Tatsächlich verschrottet Peter die sehr menschlich wirkenden Roboter nicht, sondern gewährt ihnen Asyl in seinem Keller. Überhaupt sind die Menschen eher die Roboter, weil kalt und gefühllos.
Deutlich wird dies am anderen Strang der Erzählung. Der Präsident von Qualityland muss neu gewählt werden, weil die Amtsinhaberin zu einem bestimmten Zeitpunkt sterben wird. Das hatten die allgegenwärtigen Algorithmen herausgefunden. Was für eine schöne Spitze gegen Controlling und Umfrageauswertungen!
Der Android John of Us tritt gegen den faschistoiden Conrad Koch an. Letzterer ist an Leuten wie Höcke und Gauland angelehnt. Wider Erwarten wird John of Us gewählt und empfängt Peter Arbeitsloser, der die Gelegenheit nutzt, um von seinen vergeblichen Versuchen, ein Päckchen an den weltweit größten Onlinehändler zurückzugeben, zu erzählen.

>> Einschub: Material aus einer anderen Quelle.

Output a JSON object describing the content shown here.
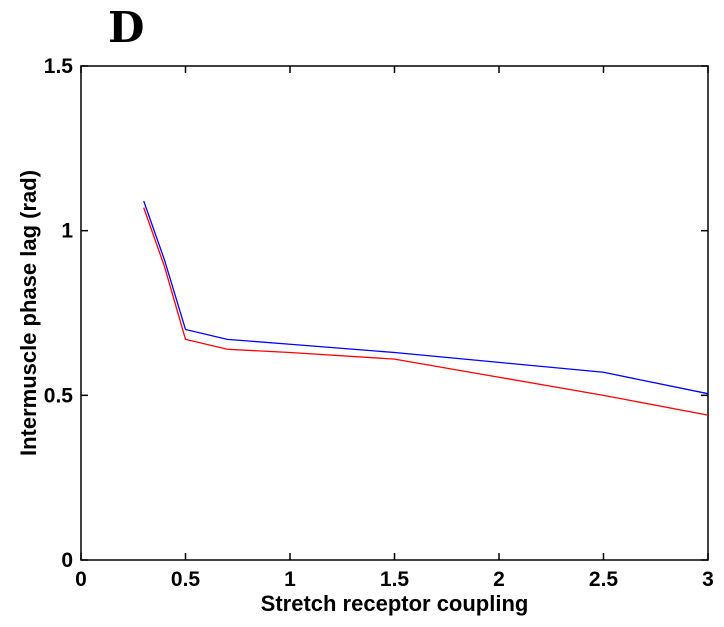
{
  "panel_label": "D",
  "chart_data": {
    "type": "line",
    "title": "",
    "xlabel": "Stretch receptor coupling",
    "ylabel": "Intermuscle phase lag (rad)",
    "xlim": [
      0,
      3
    ],
    "ylim": [
      0,
      1.5
    ],
    "xticks": [
      0,
      0.5,
      1,
      1.5,
      2,
      2.5,
      3
    ],
    "xtick_labels": [
      "0",
      "0.5",
      "1",
      "1.5",
      "2",
      "2.5",
      "3"
    ],
    "yticks": [
      0,
      0.5,
      1,
      1.5
    ],
    "ytick_labels": [
      "0",
      "0.5",
      "1",
      "1.5"
    ],
    "grid": false,
    "legend": "none",
    "series": [
      {
        "color": "#0000ff",
        "x": [
          0.3,
          0.4,
          0.5,
          0.7,
          1.0,
          1.5,
          2.0,
          2.5,
          3.0
        ],
        "y": [
          1.09,
          0.91,
          0.7,
          0.67,
          0.655,
          0.63,
          0.6,
          0.57,
          0.505
        ]
      },
      {
        "color": "#ff0000",
        "x": [
          0.3,
          0.4,
          0.5,
          0.7,
          1.0,
          1.5,
          2.0,
          2.5,
          3.0
        ],
        "y": [
          1.07,
          0.89,
          0.67,
          0.64,
          0.63,
          0.61,
          0.555,
          0.5,
          0.44
        ]
      }
    ]
  }
}
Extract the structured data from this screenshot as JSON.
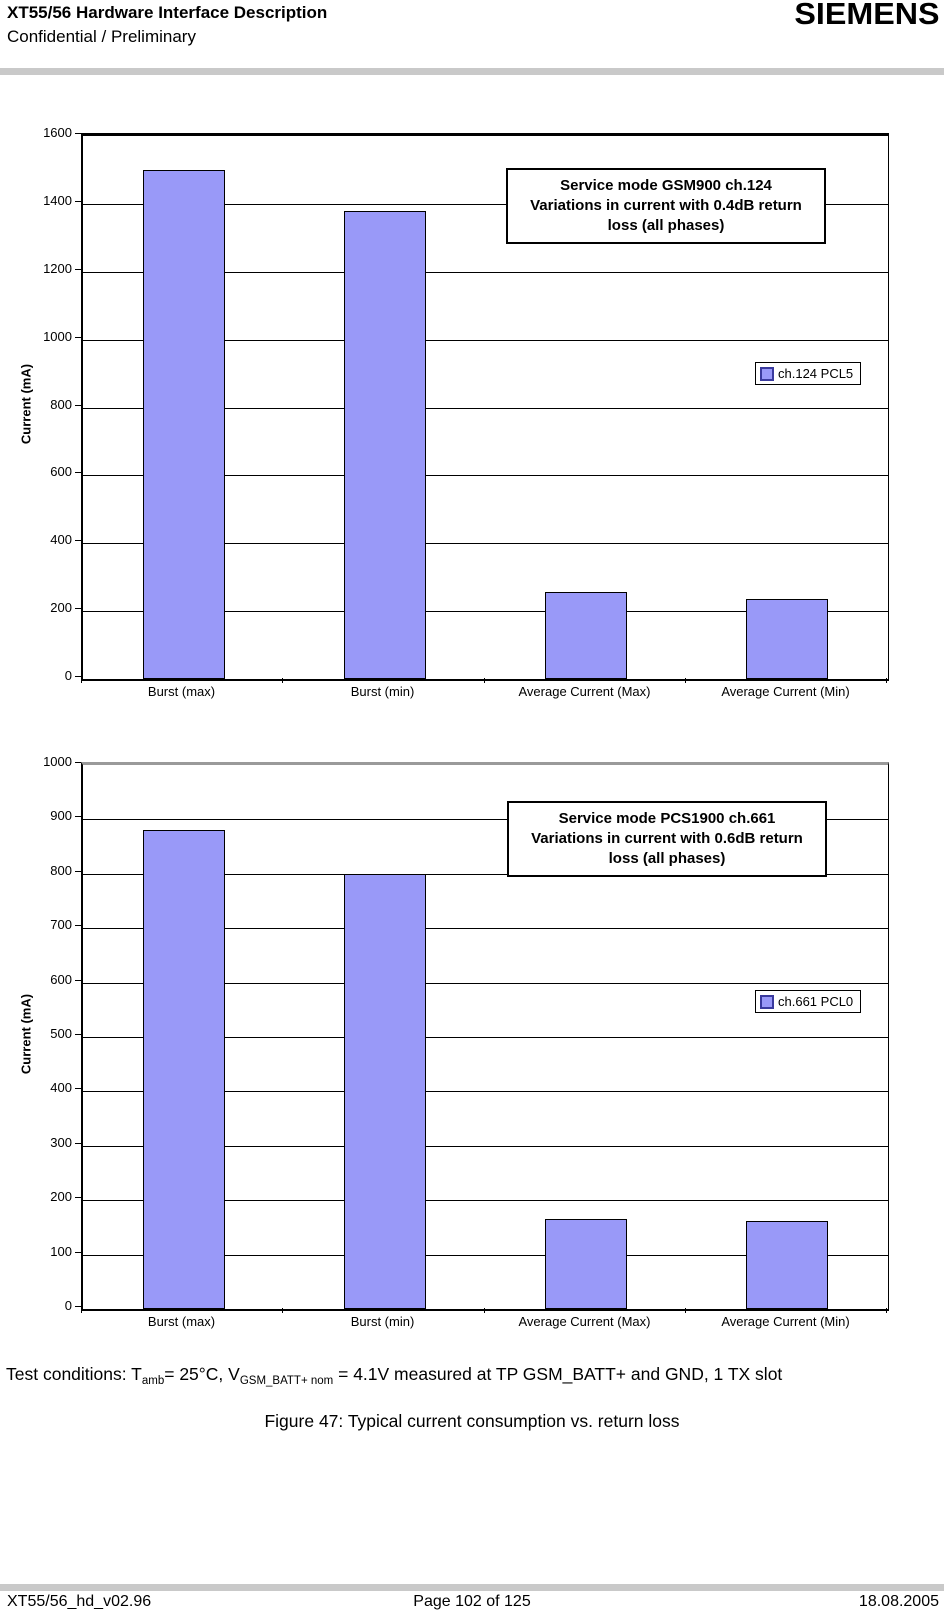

Da stürzt der „Held“ eines dritten Erzählstrangs, Martyn Vorstand, auf die Bühne und tötet John of Us mit einer Bombe. Als letzte Amtshandlung stößt John Peter weg und rettet diesem damit das Leben. Martyn Vorstand ist der typische Berufspolitiker - nichts gelernt, aber aus einem reichen Haus. Ein Kotzbrocken, der seine Frau schikaniert und auf Online Pornos steht.
Wunderschön gezeichnet sind die neurotischen Androiden, die Peter Arbeitsloser bei seinen vergeblichen Bemühungen um die Retoure eines pinken Plastikvibrators in Delphinform unterstützen. Die schwarze Kiki, in die sich der schüchterne Peter verliebt, rundet mit ihrem anarchistischen Background das Ganze ab. Dazu noch der geheimnisvolle Alte... Starke Charaktere in einer rabenschwarzen Groteske. Toll!
Im Gegensatz zu Dath schafft Kling es, aktuelle Missstände in unserer Gesellschaft aufzuspießen und bietet sogar Lösungswege an. Obwohl einfach geschrieben, hat dieser Roman mehr Tiefe als der hochgelobte Neptunation von Dath. Ich glaube, dass Känguru werde ich mir irgendwann doch noch mal antun.